Mon, March 26, 9:10 to 10:40am, Sheraton Grand Chicago, River Exhibit B

Session Submission Type: Poster

Summary

Interactions between linguistic complexity and fluency are explored in this study using a speech corpus with recordings in L1 Japanese and L2 English. Results show across both L1 and L2 that clause depth and lexical variety are closely related to the duration of silent pauses but not filled pauses.

Abstract

Complexity, accuracy, and fluency are often taken as the fundamental areas in which second language proficiency develops and is measurable (Skehan 1998, inter alia). But far from being modular areas of communicative performance, these areas may interact with each other (as when a speaker reduces accuracy to increase fluency; cf., Skehan 2009). Furthermore, second language (L2) performance in any of these areas may be modulated by speakers' first language (L1) speech behavior (cf., Segalowitz 2010). The present study explores these possibilities by looking at the relationship between linguistic complexity and fluency in the L1 and L2 speech of native speakers of Japanese via analysis of a crosslinguistic corpus.

The corpus (Rose 2013) consists of speech recordings by native Japanese speakers doing three elicitation tasks (reading aloud, picture description, topic narrative) in both their L1 and L2 (English). The corpus is fully transcribed, including time intervals and shallow syntactic analysis (clause boundaries). Meta-data include independent estimates of L2 proficiency (based on standardized tests). Linguistic complexity was estimated using two measures: mean clause depth (i.e., embeddedness) and lexical variety (using type-token ratio). Fluency was estimated also using two measures: mean length of silent and filled pauses (e.g., uh/um).

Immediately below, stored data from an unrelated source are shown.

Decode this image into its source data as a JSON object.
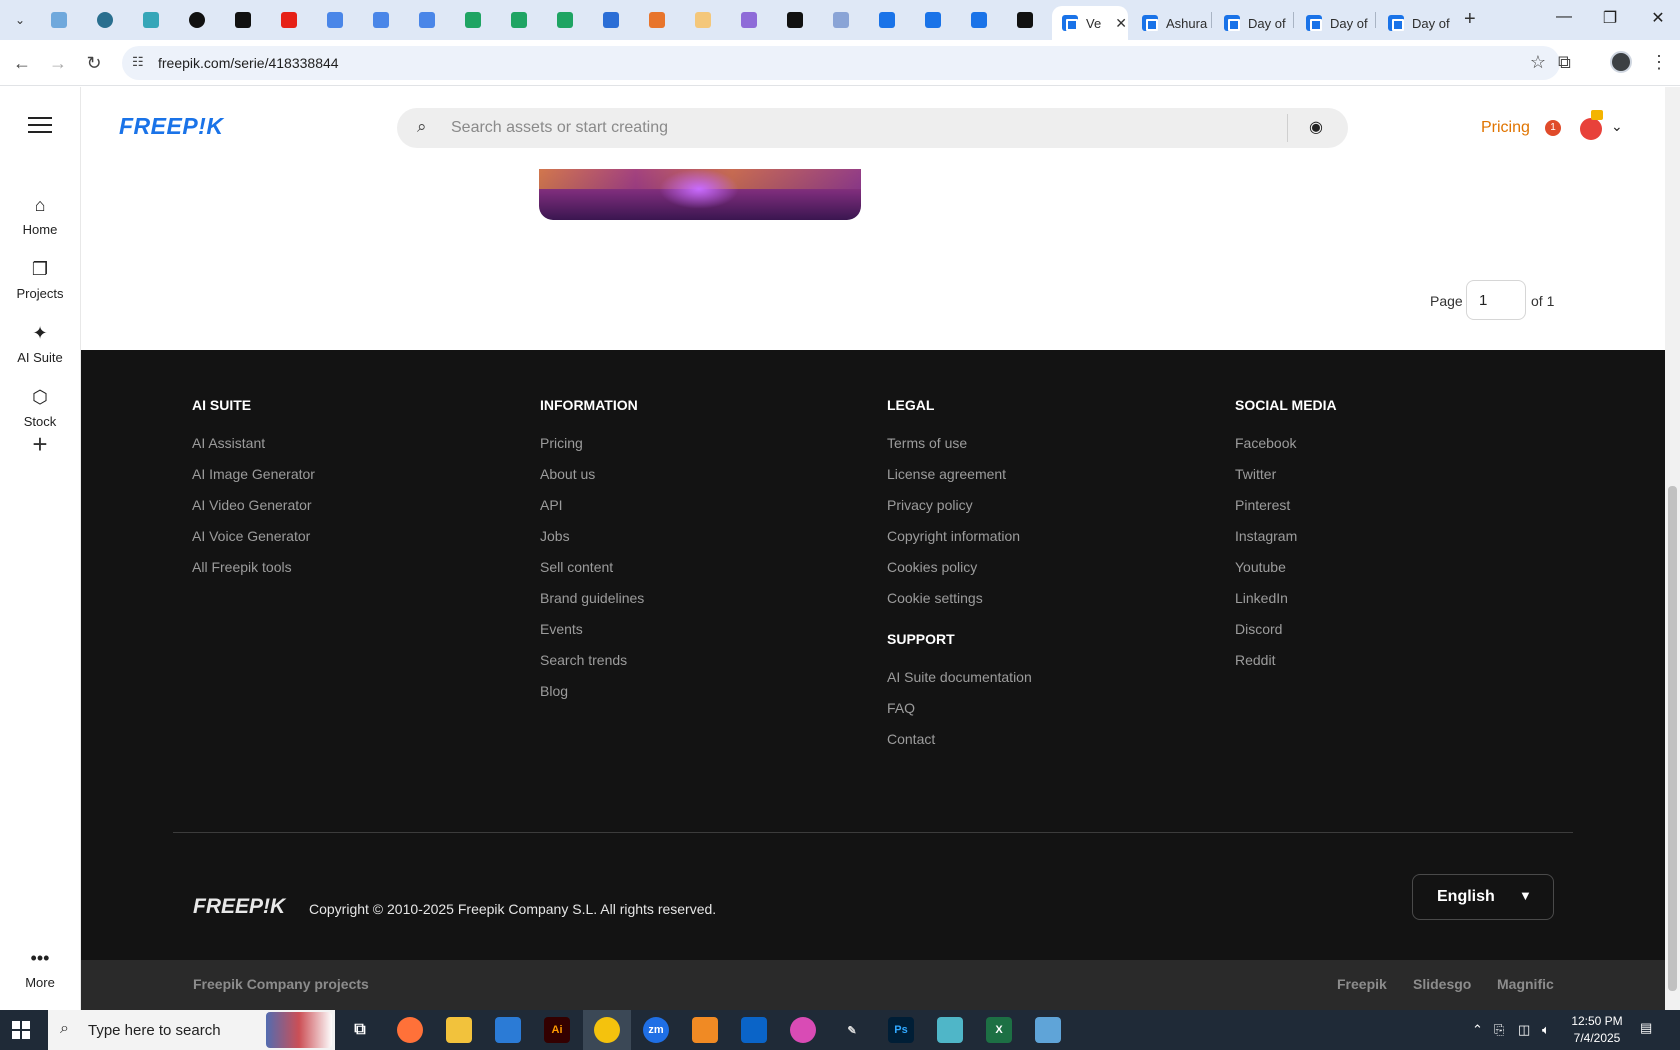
{
  "browser": {
    "tabs": [
      {
        "label": "Ve",
        "active": true
      },
      {
        "label": "Ashura",
        "active": false
      },
      {
        "label": "Day of",
        "active": false
      },
      {
        "label": "Day of",
        "active": false
      },
      {
        "label": "Day of",
        "active": false
      }
    ],
    "url": "freepik.com/serie/418338844"
  },
  "sidebar": {
    "items": [
      {
        "label": "Home",
        "icon": "home-icon"
      },
      {
        "label": "Projects",
        "icon": "projects-icon"
      },
      {
        "label": "AI Suite",
        "icon": "sparkle-icon"
      },
      {
        "label": "Stock",
        "icon": "stock-icon"
      }
    ],
    "more_label": "More"
  },
  "header": {
    "logo": "FREEP!K",
    "search_placeholder": "Search assets or start creating",
    "pricing_label": "Pricing",
    "notification_count": "1"
  },
  "pagination": {
    "page_label": "Page",
    "current_page": "1",
    "of_label": "of 1"
  },
  "footer": {
    "columns": [
      {
        "heading": "AI SUITE",
        "links": [
          "AI Assistant",
          "AI Image Generator",
          "AI Video Generator",
          "AI Voice Generator",
          "All Freepik tools"
        ]
      },
      {
        "heading": "INFORMATION",
        "links": [
          "Pricing",
          "About us",
          "API",
          "Jobs",
          "Sell content",
          "Brand guidelines",
          "Events",
          "Search trends",
          "Blog"
        ]
      },
      {
        "heading": "LEGAL",
        "links": [
          "Terms of use",
          "License agreement",
          "Privacy policy",
          "Copyright information",
          "Cookies policy",
          "Cookie settings"
        ]
      },
      {
        "heading": "SOCIAL MEDIA",
        "links": [
          "Facebook",
          "Twitter",
          "Pinterest",
          "Instagram",
          "Youtube",
          "LinkedIn",
          "Discord",
          "Reddit"
        ]
      }
    ],
    "support": {
      "heading": "SUPPORT",
      "links": [
        "AI Suite documentation",
        "FAQ",
        "Contact"
      ]
    },
    "logo": "FREEP!K",
    "copyright": "Copyright © 2010-2025 Freepik Company S.L. All rights reserved.",
    "language": "English",
    "company_projects_label": "Freepik Company projects",
    "projects": [
      "Freepik",
      "Slidesgo",
      "Magnific"
    ]
  },
  "taskbar": {
    "search_text": "Type here to search",
    "time": "12:50 PM",
    "date": "7/4/2025"
  },
  "colors": {
    "brand": "#1a73e8",
    "pricing": "#e07400",
    "footer_bg": "#131313"
  }
}
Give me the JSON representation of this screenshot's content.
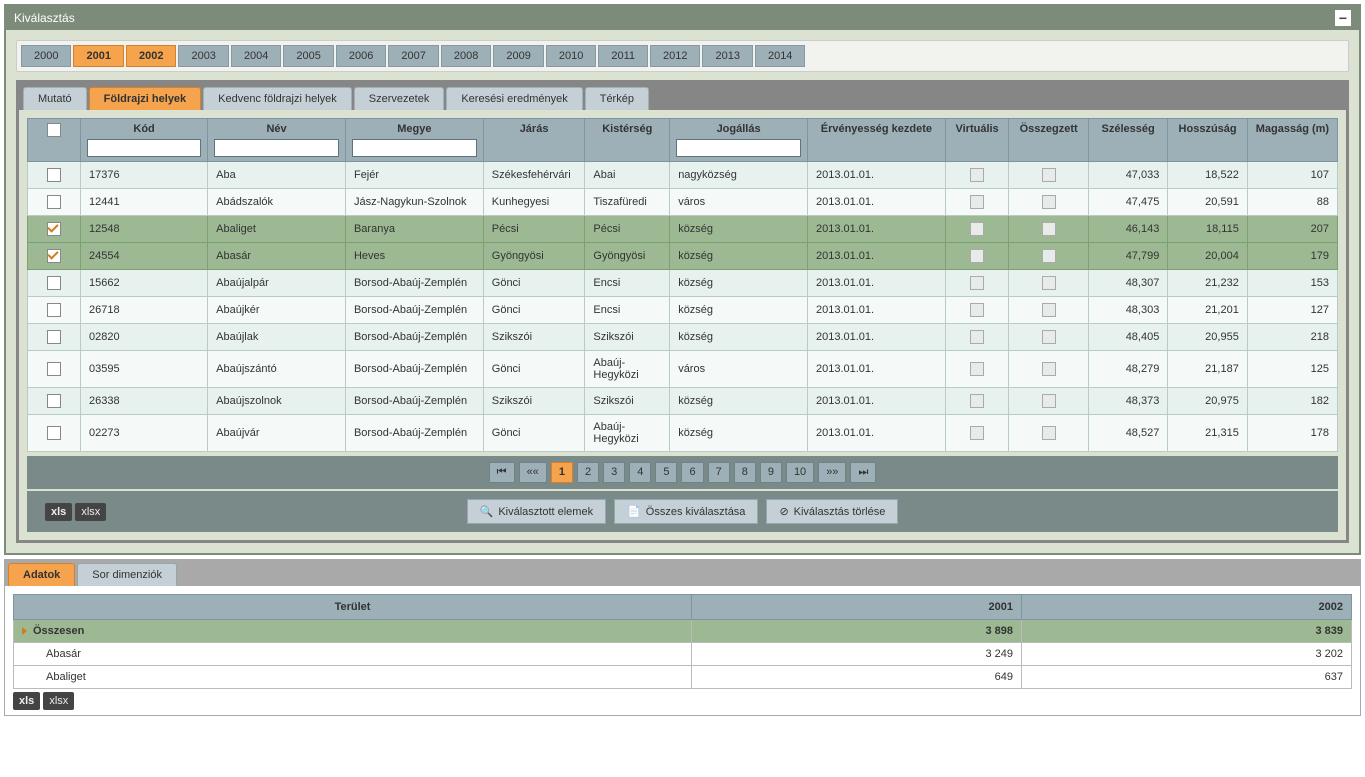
{
  "panel": {
    "title": "Kiválasztás"
  },
  "years": [
    "2000",
    "2001",
    "2002",
    "2003",
    "2004",
    "2005",
    "2006",
    "2007",
    "2008",
    "2009",
    "2010",
    "2011",
    "2012",
    "2013",
    "2014"
  ],
  "years_selected": [
    "2001",
    "2002"
  ],
  "tabs": {
    "items": [
      "Mutató",
      "Földrajzi helyek",
      "Kedvenc földrajzi helyek",
      "Szervezetek",
      "Keresési eredmények",
      "Térkép"
    ],
    "active": "Földrajzi helyek"
  },
  "grid": {
    "headers": {
      "kod": "Kód",
      "nev": "Név",
      "megye": "Megye",
      "jaras": "Járás",
      "kisterseg": "Kistérség",
      "jogallas": "Jogállás",
      "erv": "Érvényesség kezdete",
      "virtualis": "Virtuális",
      "osszegzett": "Összegzett",
      "szelesseg": "Szélesség",
      "hosszusag": "Hosszúság",
      "magassag": "Magasság (m)"
    },
    "rows": [
      {
        "sel": false,
        "kod": "17376",
        "nev": "Aba",
        "megye": "Fejér",
        "jaras": "Székesfehérvári",
        "kist": "Abai",
        "jog": "nagyközség",
        "erv": "2013.01.01.",
        "sz": "47,033",
        "ho": "18,522",
        "mag": "107"
      },
      {
        "sel": false,
        "kod": "12441",
        "nev": "Abádszalók",
        "megye": "Jász-Nagykun-Szolnok",
        "jaras": "Kunhegyesi",
        "kist": "Tiszafüredi",
        "jog": "város",
        "erv": "2013.01.01.",
        "sz": "47,475",
        "ho": "20,591",
        "mag": "88"
      },
      {
        "sel": true,
        "kod": "12548",
        "nev": "Abaliget",
        "megye": "Baranya",
        "jaras": "Pécsi",
        "kist": "Pécsi",
        "jog": "község",
        "erv": "2013.01.01.",
        "sz": "46,143",
        "ho": "18,115",
        "mag": "207"
      },
      {
        "sel": true,
        "kod": "24554",
        "nev": "Abasár",
        "megye": "Heves",
        "jaras": "Gyöngyösi",
        "kist": "Gyöngyösi",
        "jog": "község",
        "erv": "2013.01.01.",
        "sz": "47,799",
        "ho": "20,004",
        "mag": "179"
      },
      {
        "sel": false,
        "kod": "15662",
        "nev": "Abaújalpár",
        "megye": "Borsod-Abaúj-Zemplén",
        "jaras": "Gönci",
        "kist": "Encsi",
        "jog": "község",
        "erv": "2013.01.01.",
        "sz": "48,307",
        "ho": "21,232",
        "mag": "153"
      },
      {
        "sel": false,
        "kod": "26718",
        "nev": "Abaújkér",
        "megye": "Borsod-Abaúj-Zemplén",
        "jaras": "Gönci",
        "kist": "Encsi",
        "jog": "község",
        "erv": "2013.01.01.",
        "sz": "48,303",
        "ho": "21,201",
        "mag": "127"
      },
      {
        "sel": false,
        "kod": "02820",
        "nev": "Abaújlak",
        "megye": "Borsod-Abaúj-Zemplén",
        "jaras": "Szikszói",
        "kist": "Szikszói",
        "jog": "község",
        "erv": "2013.01.01.",
        "sz": "48,405",
        "ho": "20,955",
        "mag": "218"
      },
      {
        "sel": false,
        "kod": "03595",
        "nev": "Abaújszántó",
        "megye": "Borsod-Abaúj-Zemplén",
        "jaras": "Gönci",
        "kist": "Abaúj-Hegyközi",
        "jog": "város",
        "erv": "2013.01.01.",
        "sz": "48,279",
        "ho": "21,187",
        "mag": "125"
      },
      {
        "sel": false,
        "kod": "26338",
        "nev": "Abaújszolnok",
        "megye": "Borsod-Abaúj-Zemplén",
        "jaras": "Szikszói",
        "kist": "Szikszói",
        "jog": "község",
        "erv": "2013.01.01.",
        "sz": "48,373",
        "ho": "20,975",
        "mag": "182"
      },
      {
        "sel": false,
        "kod": "02273",
        "nev": "Abaújvár",
        "megye": "Borsod-Abaúj-Zemplén",
        "jaras": "Gönci",
        "kist": "Abaúj-Hegyközi",
        "jog": "község",
        "erv": "2013.01.01.",
        "sz": "48,527",
        "ho": "21,315",
        "mag": "178"
      }
    ]
  },
  "pager": {
    "first": "⏮",
    "prev": "◀◀",
    "next": "▶▶",
    "last": "⏭",
    "pages": [
      "1",
      "2",
      "3",
      "4",
      "5",
      "6",
      "7",
      "8",
      "9",
      "10"
    ],
    "active": "1"
  },
  "export": {
    "xls": "xls",
    "xlsx": "xlsx"
  },
  "actions": {
    "selected_items": "Kiválasztott elemek",
    "select_all": "Összes kiválasztása",
    "clear_selection": "Kiválasztás törlése"
  },
  "bottom": {
    "tabs": {
      "items": [
        "Adatok",
        "Sor dimenziók"
      ],
      "active": "Adatok"
    },
    "headers": {
      "terulet": "Terület",
      "y1": "2001",
      "y2": "2002"
    },
    "total_label": "Összesen",
    "total": {
      "y1": "3 898",
      "y2": "3 839"
    },
    "rows": [
      {
        "name": "Abasár",
        "y1": "3 249",
        "y2": "3 202"
      },
      {
        "name": "Abaliget",
        "y1": "649",
        "y2": "637"
      }
    ]
  }
}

Results (using linear regression modeling) show that speakers use longer silent and filled pauses in L2 than in L1, but that this does not differ across proficiency levels: Even high proficiency speakers still have longer pauses. More importantly, as clause depth increases or lexical variety decreases, the length of silent pauses decreases. But these complexity measures have no effect on filled pause duration.

Thus, linguistic complexity is in a trade-off relationship with limited aspects of fluency; here, silent pause duration only. This suggests that co-attention to silent pauses and lexical complexity may be warranted, while filled pauses may be unrelated.